Indian Journal of Dermatology | 2016
Joyeeta Chowdhury; Pijush Kanti Datta; Satyendra Nath Chowdhury; Nilay Kanti Das
Background: Pemphigus is a group of chronic autoimmune vesico-bullous disorders in which the epidermis and the basement membrane zone are the focus of attack resulting in cutaneous and mucosal blister formation. Direct immunofluorescence (DIF) test is a very sensitive test for the diagnosis Aim: To study the clinico histopathological patterns of pemphigus in eastern India. The study also aims to correlate DIF with clinical and histologic findings as well as severity of skin involvement [scoring systems]. Materials and Methods: Total 41 patients were studied over a period of 1 year in the Post-graduate centre of Dermatology in Eastern India.
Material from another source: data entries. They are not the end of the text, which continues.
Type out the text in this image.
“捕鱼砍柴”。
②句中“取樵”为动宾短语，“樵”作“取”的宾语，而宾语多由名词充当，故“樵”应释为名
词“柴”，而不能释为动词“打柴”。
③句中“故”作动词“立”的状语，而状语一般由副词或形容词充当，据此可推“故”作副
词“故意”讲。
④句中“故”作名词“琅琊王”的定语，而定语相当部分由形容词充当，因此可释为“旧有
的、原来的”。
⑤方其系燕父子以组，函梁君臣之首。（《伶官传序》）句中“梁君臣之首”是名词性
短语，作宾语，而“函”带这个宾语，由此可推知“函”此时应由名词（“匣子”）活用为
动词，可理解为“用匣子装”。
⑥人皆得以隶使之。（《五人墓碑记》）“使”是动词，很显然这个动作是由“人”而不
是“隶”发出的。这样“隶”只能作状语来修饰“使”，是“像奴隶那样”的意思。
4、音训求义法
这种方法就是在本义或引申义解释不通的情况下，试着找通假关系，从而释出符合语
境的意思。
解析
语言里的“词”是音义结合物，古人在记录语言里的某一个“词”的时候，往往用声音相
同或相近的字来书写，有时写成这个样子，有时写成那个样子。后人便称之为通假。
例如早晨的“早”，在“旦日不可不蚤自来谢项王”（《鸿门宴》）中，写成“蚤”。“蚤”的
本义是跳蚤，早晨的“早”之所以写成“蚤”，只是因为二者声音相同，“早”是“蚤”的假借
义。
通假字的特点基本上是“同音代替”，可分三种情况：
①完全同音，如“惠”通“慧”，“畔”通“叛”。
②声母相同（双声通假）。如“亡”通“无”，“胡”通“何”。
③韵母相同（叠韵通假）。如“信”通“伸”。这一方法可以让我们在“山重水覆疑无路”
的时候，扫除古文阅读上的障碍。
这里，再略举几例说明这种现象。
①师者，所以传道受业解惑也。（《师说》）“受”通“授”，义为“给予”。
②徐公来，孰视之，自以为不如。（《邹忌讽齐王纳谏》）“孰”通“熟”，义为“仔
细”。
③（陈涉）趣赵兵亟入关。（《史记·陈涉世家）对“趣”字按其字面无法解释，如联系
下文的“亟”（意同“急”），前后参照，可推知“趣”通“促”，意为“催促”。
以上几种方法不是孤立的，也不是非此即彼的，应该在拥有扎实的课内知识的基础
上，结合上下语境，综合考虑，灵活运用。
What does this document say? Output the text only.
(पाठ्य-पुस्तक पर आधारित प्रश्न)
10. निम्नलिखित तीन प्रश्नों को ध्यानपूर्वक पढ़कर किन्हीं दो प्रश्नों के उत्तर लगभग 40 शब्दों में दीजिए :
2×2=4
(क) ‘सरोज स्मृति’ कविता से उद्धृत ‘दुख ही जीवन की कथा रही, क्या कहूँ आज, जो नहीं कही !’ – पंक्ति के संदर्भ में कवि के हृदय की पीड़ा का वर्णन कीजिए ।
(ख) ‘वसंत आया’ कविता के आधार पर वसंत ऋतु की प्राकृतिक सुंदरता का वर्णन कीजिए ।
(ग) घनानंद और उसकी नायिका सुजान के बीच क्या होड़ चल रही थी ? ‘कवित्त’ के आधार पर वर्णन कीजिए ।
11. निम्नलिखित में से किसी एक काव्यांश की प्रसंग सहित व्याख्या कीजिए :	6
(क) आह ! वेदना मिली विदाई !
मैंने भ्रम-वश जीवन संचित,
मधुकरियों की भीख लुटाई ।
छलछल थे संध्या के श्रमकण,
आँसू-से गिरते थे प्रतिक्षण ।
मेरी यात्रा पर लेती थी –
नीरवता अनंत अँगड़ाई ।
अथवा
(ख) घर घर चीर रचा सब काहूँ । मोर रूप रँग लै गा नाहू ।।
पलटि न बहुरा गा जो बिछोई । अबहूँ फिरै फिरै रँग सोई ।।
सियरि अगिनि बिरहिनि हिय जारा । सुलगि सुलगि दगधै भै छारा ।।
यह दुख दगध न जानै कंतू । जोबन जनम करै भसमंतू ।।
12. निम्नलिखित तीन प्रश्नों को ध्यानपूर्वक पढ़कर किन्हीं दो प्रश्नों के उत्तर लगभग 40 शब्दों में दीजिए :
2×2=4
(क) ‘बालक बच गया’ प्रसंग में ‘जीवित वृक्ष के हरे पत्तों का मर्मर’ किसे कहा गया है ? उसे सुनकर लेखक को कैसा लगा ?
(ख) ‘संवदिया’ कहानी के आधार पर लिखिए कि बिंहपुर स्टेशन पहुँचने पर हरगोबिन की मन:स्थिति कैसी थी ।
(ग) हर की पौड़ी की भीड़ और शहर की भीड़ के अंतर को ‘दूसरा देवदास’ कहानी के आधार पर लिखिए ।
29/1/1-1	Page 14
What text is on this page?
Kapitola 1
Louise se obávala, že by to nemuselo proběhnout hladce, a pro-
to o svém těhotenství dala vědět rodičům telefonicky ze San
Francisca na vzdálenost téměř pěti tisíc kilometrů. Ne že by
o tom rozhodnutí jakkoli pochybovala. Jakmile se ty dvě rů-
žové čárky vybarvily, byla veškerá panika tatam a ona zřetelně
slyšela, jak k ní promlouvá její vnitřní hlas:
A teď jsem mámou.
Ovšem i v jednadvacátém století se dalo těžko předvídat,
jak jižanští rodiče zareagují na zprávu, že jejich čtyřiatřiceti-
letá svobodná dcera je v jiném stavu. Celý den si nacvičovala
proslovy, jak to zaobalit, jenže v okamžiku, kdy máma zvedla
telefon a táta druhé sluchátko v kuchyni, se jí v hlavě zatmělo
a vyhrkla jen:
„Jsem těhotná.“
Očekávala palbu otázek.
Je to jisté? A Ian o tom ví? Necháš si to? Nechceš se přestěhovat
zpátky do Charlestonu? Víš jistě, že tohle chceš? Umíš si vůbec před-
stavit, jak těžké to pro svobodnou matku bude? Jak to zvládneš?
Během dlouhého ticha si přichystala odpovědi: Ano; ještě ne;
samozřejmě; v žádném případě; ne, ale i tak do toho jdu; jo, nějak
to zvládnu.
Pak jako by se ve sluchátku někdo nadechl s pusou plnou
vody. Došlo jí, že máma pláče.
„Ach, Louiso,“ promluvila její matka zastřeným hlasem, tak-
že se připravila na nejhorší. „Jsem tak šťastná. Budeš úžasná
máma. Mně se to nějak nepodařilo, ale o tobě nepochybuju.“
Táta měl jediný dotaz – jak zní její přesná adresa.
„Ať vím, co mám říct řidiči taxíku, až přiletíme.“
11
DIF, histopathology and clinical data were correlated. Results: In our study Pemphigus vulgaris (PV) was the predominant type with 32 cases followed by 8 cases of pemphigus foliaceus (PF) and a single case of IgA pemphigus. Mean age at presentation was late middle age. Majority of the patients, 26 (63.41%) initially had cutaneous involvement followed by mucosal involvement. In this study group 36 (87.80%) patients showed acantholytic cells on histopathological examination. Most patients of PV showed suprabasal blister 20 (62.50%) followed by intraspinous 5 (15.62%) and subcorneal 5 (15.62%) blister. In majority 28 (87.50%) of the PV patients IgG and C3 antibodies were deposited throughout the epidermis. The strength of antibody positivity was strong in most of the patients (71.87%). In cases of PF mostly IgG 6 (75%) antibodies were deposited in the upper epidermis. DIF intensity had poor correlation with disease activity/severity except in PF. Conclusion: Almost 85.36% cases of pemphigus were diagnosed clinicopathologically. But 6 cases couldn’t be diagnosed accurately on clinicopathological basis and in them DIF was confirmatory. Two cases of pure mucosal PV and 1 case of IgA pemphigus was confirmed by DIF. Two cases of bullous pemphigoid clinico-histologically mimicking PV were also excluded by DIF. So it appears from our study that DIF is confirmatory for diagnosis of pemphigus in all cases.